Sixth Article

Whether it is addictive?

We proceed thus to the sixth article:--

Objection 1. It seems that kitsch, because it is a carefully packaged and therefore unthreatening representation of "reality," generates a craving for it that keeps the viewer/reader coming back for more.

Objection 1.1. But it seems that all art does the same.

Objection 1.1.1. But it seems that kitsch, because it seeks to assuage away all fears, all anxieties, and thus to bathe the viewer/reader in a milky and easily digestible pap, is more addictive than other art. It's like the prehistoric forest people, who "came out of their caves and built summer camps by the shores of lakes. They tamed the dog, but they did not know what a tremendous idea was wagging its tail at their very feet. They even forgot their beautiful [cave] art" (Donald Barr, The How and Why Wonder Book of Primitive Man).

Objection But it seems that, to demystify that, kitsch is no more or less addictive than high art, only that it's less usefully addictive. That is, it may be fairly asserted that, sure--kitsch is addictive and so is high art (can't get enough/keep going back for more/can't stop consuming it)--but kitsch is like a gambling addiction which only serves bookies and casinos by offering opiates to the consumer, while high art is uplifting, a positive addiction which makes life better for the addict and for society. This would be true because everybody is addicted to something(s)--whether or not something is addictive not being the question, everything potentially is--but whether the addiction is good and uplifting or bad and degrading.

Objection 2. In objection 1.1.1.(1.), we address the question of whether or not it is important to discuss the question as a yes/no problem. We grant the addictive status of kitsch and high art, but presume good and bad addictions. In objection 2 we would therefore want to discuss whether or not kitsch addiction is treatable, and, if so, by what.

Objection 2.2. By doses of high art, say. Substitution of addictions, as it were--a bad one for a good one, like methadone for heroin. "Heroin gets you high; methadone don't" (William Burroughs).

Objection 2.2.2. Still, methadone only postpones the withdrawal symtoms--it doesn't cure the addiction. How can you subsitute medicines if the only thing you're really switching is the labels on the bottles? Here, have some high art. Hmmm--tastes just like kitsch (depending on where, and in whose company, and with what intentions/pretensions you drink it).

Objection Whoaaaa, Nelly!
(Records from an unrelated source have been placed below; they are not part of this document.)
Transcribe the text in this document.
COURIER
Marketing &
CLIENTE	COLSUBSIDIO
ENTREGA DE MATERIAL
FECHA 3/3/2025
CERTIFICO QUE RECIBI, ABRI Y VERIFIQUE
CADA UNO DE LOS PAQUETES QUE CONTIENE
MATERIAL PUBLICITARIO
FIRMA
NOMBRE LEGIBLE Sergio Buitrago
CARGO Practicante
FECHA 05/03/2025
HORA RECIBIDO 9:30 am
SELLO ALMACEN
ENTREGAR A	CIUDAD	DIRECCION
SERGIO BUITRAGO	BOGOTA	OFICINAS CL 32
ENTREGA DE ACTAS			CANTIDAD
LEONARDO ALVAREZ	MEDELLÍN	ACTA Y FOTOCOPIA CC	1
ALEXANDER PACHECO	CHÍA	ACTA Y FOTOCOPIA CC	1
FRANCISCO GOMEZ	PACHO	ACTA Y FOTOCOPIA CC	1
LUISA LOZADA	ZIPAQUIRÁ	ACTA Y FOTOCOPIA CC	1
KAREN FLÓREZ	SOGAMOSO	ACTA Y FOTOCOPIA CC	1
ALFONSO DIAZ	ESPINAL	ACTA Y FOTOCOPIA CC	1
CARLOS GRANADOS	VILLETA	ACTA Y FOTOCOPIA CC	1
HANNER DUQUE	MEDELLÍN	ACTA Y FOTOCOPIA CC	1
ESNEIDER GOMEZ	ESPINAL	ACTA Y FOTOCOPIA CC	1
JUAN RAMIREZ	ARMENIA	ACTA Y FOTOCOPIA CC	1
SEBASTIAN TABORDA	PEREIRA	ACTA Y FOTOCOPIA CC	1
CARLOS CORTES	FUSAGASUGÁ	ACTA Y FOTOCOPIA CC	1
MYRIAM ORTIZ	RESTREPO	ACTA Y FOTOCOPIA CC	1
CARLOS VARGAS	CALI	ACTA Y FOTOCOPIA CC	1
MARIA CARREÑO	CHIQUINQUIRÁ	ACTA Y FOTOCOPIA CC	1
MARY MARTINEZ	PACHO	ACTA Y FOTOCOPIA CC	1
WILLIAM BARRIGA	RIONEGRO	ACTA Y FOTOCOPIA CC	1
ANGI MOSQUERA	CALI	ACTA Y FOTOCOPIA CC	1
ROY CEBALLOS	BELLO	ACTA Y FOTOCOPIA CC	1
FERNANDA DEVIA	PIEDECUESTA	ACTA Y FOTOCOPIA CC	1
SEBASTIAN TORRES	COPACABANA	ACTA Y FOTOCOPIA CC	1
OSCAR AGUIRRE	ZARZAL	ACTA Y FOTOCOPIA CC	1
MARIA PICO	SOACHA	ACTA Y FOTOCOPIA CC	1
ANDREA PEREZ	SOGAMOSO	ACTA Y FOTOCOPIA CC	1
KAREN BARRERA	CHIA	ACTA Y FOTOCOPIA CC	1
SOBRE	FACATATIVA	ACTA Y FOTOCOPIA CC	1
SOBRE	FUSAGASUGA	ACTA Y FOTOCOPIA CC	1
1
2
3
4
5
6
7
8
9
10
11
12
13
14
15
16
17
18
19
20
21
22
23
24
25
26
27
Of course they'd taste different! It's like Wagner at the Mötley Crüe concert. Would that music taste the same to him as to the teenager? Wagner: "Yechhh! This medicine tastes awful! Terrible! It's nasty!" (it's kitsch). Or Teenager: "Yummm, yum. Great-tasting medicine! It must be art!" (If it tastes good, it must be art, especially if I can convince you that it tastes good too. If it tastes bad, it must be kitsch.

Objection Unless of course, you're a rebel against high art--then high art tastes terrible, too. And you don't even know what in the hell kitsch is, unless it's something you scratch.) So what's the treatment for this addiction?

Objection It's like saying that if you don't like the lifestyle of the person who listens to (watches, reads, etc.) X, then X must be either high art or kitsch (depending on which you think is a "bad" addiction). And it must be treated by doses of the opposite. Out of the same bottle.

Objection Or by education: a solidly researched and pedagogically forceful assault on ingrained kitschified prejudices, which topple like ninepins.

Objection Or else the professor's authoritarian rhetoric (especially scorn and ridicule for the student's likes and dislikes) and institutional position simply drive the kitsch underground.

Objection Not to mention the fact that professorial rhetoric is a kind of professional kitsch, steeped in the formaldehyde of self-protective scholastic euphemism; professors talk about art so as not to experience it.

Objection Not that there is an originary experience of art that is wonderful and intense and somehow avoided by fearful and anxious professors. Ultimately everything is kitsch.

Objection Only in a crappy little dialogue like this, which would give the Angelic Doctor bowel cramps.

Objection If he were to read it.

Objection Which he won't. Too kitschy.

Objection Too sick. Could be kitsching.

Reply to objections. OK, ya got me. I didn't think you could be that honest. We're all addicts. But since we refuse to discuss a separate status for kitsch--apart from anything--except as a heuristic tool (sheeee-it), then why bother to discuss "good" or "bad" addictions?